Whether the effect of a given activity or condition is direct or indirect is not always easy to determine. The word 'direct' implies that the activity or condition invoked or blamed shall operate proximately -- not mediately, remotely, or collaterally -- to produce the effect. It connotes the absence of an efficient intervening agency or condition. And the extent of the effect bears no logical relation to its character. The distinction between a direct and an indirect effect turns, not upon the magnitude of either the cause or the effect, but entirely upon the manner in which the effect has been brought about. If the production by one man of a single ton of coal intended for interstate sale and shipment, and actually so sold and shipped, affects interstate commerce indirectly, the effect does not become direct by multiplying the tonnage, or increasing the number of men employed, or adding to the expense or complexities of the business, or by all combined. It is quite true that rules of law are sometimes qualified by considerations of degree, as the government argues. But the matter of degree has no bearing upon the question here, since that question is not -- What is the extent of the local activity or condition, or the extent of the effect produced upon interstate commerce? but -- What is the relation between the activity or condition and the effect?

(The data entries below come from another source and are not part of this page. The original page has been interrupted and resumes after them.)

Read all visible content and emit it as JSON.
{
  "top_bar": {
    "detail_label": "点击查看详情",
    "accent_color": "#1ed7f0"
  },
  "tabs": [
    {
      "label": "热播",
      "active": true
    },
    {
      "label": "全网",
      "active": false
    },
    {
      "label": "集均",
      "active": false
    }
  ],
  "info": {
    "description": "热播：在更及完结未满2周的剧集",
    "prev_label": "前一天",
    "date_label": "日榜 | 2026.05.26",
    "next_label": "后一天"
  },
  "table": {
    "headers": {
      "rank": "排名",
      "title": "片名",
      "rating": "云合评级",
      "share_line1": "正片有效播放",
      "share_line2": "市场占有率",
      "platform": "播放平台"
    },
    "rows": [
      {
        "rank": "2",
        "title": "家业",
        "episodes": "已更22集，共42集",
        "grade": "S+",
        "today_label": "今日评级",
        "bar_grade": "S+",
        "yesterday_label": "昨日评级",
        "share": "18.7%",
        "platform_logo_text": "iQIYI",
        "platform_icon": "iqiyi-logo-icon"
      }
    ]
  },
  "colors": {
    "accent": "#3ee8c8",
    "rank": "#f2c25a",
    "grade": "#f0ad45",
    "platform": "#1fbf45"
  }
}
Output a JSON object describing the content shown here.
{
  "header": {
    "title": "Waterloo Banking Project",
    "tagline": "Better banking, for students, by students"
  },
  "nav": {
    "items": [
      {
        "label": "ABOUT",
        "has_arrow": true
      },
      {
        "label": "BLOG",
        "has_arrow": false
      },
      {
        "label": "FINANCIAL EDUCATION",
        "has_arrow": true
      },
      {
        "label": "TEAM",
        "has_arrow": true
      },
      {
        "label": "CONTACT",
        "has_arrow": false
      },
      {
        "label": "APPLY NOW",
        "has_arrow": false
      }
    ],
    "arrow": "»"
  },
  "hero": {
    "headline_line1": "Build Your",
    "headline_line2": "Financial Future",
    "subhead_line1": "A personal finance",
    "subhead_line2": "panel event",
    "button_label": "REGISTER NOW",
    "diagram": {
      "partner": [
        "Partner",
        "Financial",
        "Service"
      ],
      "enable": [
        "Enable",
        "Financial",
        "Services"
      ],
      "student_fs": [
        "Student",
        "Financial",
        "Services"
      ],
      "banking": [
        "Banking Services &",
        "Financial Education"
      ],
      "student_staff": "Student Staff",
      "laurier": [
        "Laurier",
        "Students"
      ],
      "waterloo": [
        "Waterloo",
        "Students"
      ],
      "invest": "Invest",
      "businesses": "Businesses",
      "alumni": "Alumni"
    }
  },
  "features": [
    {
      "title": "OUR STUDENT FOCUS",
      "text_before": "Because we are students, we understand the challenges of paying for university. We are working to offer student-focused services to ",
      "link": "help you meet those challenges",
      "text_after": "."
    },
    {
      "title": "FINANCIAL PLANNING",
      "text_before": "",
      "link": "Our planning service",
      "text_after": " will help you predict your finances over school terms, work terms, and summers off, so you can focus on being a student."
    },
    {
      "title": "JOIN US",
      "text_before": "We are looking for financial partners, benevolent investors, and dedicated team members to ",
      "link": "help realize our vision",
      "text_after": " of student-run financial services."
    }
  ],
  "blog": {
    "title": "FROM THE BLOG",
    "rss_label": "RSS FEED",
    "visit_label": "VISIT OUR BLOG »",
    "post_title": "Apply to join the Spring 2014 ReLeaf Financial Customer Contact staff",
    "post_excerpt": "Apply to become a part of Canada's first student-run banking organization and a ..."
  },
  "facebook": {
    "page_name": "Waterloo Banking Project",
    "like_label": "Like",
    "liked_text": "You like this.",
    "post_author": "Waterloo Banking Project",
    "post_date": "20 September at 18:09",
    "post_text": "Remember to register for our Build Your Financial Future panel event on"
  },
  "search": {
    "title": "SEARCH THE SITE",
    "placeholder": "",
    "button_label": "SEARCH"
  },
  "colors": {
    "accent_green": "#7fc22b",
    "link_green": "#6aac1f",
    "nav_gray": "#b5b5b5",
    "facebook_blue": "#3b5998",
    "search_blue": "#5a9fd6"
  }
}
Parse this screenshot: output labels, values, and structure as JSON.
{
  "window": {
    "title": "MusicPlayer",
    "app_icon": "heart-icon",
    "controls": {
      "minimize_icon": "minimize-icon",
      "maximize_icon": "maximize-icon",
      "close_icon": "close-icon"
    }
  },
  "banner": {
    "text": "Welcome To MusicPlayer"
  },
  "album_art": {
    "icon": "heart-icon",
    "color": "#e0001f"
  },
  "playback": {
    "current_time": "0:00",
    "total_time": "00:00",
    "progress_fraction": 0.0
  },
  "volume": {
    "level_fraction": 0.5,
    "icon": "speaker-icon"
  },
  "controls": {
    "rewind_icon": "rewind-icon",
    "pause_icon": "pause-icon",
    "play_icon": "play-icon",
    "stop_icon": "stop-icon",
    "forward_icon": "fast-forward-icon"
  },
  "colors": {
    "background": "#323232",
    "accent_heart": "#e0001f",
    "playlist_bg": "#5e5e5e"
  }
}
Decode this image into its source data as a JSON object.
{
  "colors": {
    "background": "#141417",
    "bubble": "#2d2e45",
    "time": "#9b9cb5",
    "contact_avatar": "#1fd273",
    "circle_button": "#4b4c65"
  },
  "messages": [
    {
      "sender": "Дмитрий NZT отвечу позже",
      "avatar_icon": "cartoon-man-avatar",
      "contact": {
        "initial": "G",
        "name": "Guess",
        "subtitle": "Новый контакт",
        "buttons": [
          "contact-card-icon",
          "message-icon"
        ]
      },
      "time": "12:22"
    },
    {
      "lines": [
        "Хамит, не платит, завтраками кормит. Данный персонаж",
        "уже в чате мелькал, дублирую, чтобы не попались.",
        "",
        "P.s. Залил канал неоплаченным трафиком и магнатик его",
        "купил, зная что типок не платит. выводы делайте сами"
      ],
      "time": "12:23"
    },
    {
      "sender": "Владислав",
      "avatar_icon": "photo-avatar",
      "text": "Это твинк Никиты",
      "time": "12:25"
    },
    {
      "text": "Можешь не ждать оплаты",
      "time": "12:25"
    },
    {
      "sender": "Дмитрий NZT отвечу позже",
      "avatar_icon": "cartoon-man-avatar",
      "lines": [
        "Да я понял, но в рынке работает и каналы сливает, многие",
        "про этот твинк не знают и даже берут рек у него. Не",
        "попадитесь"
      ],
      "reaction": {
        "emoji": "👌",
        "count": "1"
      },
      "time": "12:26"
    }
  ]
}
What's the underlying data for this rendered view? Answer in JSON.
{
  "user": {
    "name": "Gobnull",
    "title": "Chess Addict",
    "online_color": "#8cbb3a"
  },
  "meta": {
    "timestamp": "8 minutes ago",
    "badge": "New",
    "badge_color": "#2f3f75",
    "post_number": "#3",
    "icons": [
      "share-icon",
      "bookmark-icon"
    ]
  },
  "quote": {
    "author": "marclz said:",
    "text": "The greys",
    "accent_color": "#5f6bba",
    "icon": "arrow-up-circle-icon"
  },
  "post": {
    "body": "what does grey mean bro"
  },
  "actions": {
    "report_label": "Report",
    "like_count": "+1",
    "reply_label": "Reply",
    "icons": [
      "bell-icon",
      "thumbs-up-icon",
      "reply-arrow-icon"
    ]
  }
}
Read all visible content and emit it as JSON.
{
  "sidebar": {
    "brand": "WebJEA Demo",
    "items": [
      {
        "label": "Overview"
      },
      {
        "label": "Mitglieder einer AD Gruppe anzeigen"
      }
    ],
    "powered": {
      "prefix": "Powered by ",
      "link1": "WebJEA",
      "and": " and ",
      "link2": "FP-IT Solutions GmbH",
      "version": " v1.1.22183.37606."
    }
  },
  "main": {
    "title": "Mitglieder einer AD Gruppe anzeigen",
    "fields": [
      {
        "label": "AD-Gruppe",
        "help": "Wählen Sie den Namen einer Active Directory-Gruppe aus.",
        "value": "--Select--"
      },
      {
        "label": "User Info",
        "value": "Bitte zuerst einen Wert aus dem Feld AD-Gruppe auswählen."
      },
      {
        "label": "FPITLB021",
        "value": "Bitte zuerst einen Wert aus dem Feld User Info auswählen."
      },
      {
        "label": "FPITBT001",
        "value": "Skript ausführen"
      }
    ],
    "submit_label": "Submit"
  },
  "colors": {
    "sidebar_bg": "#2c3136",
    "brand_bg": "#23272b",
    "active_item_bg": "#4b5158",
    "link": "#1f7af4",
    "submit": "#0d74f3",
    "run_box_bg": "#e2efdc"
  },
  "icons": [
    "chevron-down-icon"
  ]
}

Much stress is put upon the evils which come from the struggle between employers and employees over the matter of wages, working conditions, the right of collective bargaining, etc., and the resulting strikes, curtailment, and irregularity of production and effect on prices; and it is insisted that interstate commerce is greatly affected thereby. But, in addition to what has just been said, the conclusive answer is that the evils are all local evils over which the federal government has no legislative control. The relation of employer and employee is a local relation. At common law, it is one of the domestic relations. The wages are paid for the doing of local work. Working conditions are obviously local conditions. The employees are not engaged in or about commerce, but exclusively in producing a commodity. And the controversies and evils, which it is the object of the act to regulate and minimize, are local controversies and evils affecting local work undertaken to accomplish that local result. Such effect as they may have upon commerce, however extensive it may be, is secondary and indirect. An increase in the greatness of the effect adds to its importance. It does not alter its character. . . .

 

 

Separate [concurring] opinion of Mr. Chief Justice HUGHES.

 

 

I agree that the constitutional power of the federal government to impose this [law] must rest upon the commerce clause, as the government concedes; that production -- in this case mining -- which precedes commerce is not itself commerce; and that the power to regulate commerce among the several states is not a power to regulate industry within the state.

The power to regulate interstate commerce embraces the power to protect that commerce from injury, whatever may be the source of the dangers which threaten it, and to adopt any appropriate means to that end. [citation] Congress thus has adequate authority to maintain the orderly conduct of interstate commerce and to provide for the peaceful settlement of disputes which threaten it. [citation] But Congress may not use this protective authority as a pretext for the exertion of power to regulate activities and relations within the states which affect interstate commerce only indirectly. Otherwise, in view of the multitude of indirect effect, Congress in its discretion could assume control of virtually all the activities of the people to the subversion of the fundamental principle of the Constitution. If the people desire to give Congress the power to regulate industries within the state, and the relations of employers and employees in those industries, they are at liberty to declare their will in the appropriate manner, but it is not for the Court to amend the Constitution by judicial decision. . . .

 

 

[Justice Cardozo wrote a dissenting opinion, joined by Justices Brandeis and Stone; all three voted to uphold the act.]